MUMBAI (Reuters) -Indian banks have strong enough capital and liquidity buffers to withstand future shocks as the impact of the pandemic on their balance sheets has not been as severe as projected earlier, a report from the Reserve Bank of India (RBI) said.

The Financial Stability Report is published bi-annually by the RBI on behalf of the Financial Stability and Development Council, an umbrella group of regulators which gives an overview of the health of India's financial system.

The report said banks' gross non-performing assets could rise to 9.8% of total assets by March 2022 from around 7.48% as of the end of March this year under a baseline scenario and to 11.22% under a severe stress scenario.

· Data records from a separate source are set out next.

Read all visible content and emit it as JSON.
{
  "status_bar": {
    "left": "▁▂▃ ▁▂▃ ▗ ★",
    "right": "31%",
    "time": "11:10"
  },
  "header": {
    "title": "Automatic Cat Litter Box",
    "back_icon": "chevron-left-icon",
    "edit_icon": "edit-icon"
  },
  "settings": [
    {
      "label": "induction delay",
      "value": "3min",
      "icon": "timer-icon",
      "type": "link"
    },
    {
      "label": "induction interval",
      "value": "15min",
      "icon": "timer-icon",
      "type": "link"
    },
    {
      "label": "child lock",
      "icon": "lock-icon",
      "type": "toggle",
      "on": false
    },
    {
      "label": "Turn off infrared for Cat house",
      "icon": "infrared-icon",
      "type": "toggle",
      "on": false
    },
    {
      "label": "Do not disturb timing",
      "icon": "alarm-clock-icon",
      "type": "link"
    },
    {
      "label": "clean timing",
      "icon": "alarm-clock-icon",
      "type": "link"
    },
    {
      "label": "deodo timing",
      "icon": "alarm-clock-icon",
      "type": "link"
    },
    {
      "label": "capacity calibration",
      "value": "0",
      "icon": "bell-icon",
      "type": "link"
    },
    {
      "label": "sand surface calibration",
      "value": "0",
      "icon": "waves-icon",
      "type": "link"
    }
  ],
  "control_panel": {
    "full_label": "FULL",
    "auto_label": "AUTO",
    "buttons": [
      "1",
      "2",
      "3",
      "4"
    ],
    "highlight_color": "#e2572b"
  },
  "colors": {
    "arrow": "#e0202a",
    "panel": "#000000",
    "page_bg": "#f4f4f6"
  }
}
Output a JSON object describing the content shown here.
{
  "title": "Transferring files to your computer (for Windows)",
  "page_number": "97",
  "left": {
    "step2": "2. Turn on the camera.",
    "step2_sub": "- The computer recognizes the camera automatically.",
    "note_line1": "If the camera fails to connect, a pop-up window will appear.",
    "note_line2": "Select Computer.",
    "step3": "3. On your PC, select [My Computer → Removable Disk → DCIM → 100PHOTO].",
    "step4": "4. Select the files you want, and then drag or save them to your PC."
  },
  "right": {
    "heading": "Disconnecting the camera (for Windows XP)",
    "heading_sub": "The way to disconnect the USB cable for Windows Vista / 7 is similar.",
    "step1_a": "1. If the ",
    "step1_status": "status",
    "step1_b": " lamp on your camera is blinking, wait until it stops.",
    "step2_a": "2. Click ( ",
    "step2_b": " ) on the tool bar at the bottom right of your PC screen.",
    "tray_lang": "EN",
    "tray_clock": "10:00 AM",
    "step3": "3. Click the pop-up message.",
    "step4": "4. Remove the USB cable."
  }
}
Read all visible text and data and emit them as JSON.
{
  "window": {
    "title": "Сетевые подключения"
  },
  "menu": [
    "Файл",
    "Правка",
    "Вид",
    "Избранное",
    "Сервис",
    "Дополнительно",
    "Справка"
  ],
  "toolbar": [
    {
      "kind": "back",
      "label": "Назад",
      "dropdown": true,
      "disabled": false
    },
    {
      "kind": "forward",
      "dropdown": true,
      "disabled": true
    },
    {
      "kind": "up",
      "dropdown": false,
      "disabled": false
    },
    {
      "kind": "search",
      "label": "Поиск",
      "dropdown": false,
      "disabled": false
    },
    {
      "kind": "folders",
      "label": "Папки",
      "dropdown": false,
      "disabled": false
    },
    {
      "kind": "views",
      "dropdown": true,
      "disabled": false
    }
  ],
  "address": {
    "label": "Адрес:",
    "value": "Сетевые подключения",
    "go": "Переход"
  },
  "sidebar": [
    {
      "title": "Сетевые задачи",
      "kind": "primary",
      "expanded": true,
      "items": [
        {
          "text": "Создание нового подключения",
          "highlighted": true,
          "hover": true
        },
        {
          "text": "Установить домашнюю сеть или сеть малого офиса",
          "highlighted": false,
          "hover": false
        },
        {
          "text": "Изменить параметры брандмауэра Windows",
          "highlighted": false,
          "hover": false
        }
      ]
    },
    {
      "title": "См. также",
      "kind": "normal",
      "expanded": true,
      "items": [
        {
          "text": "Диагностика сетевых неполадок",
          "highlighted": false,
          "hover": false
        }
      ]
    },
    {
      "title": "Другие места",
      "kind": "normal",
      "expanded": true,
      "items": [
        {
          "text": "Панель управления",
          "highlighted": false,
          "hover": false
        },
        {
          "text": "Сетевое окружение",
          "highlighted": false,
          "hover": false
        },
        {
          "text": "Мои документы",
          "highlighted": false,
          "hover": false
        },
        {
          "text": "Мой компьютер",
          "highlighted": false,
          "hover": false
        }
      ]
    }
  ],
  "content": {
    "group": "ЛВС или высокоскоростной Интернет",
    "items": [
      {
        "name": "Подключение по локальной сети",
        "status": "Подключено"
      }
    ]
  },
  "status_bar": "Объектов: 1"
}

The projections are much less pessimistic than the report released in January, in which the RBI had said that bad loans could double in a severely stressed scenario.

"Capital and liquidity buffers are reasonably resilient to withstand future shocks, as the stress tests presented in this report demonstrate," RBI Governor Shaktikanta Das, wrote in the foreword to the report.

He also said there are new risks which have emerged on the horizon, including potential future waves of the coronavirus pandemic, international commodity prices and inflationary pressures and rising instances of data breaches and cyber attacks.

The report showed that Indian banks, which have been carrying a significant bad loan burden for several years, managed to bring down bad loans to 7.5% in March 2021, compared with 8.5% in March 2020 despite the pandemic-led challenges.

"Unprecedented policy support has contained the impairment of balance sheets of banks in India despite the dent in economic activity brought on by waves of the pandemic," the report said.

Lenders also have sufficient capital even under a stress scenario, it stated.

The RBI did also say that downside risks remained, especially from loans given to small and medium enterprises. Subdued loan growth can also adversely impact net interest income levels of banks, it added.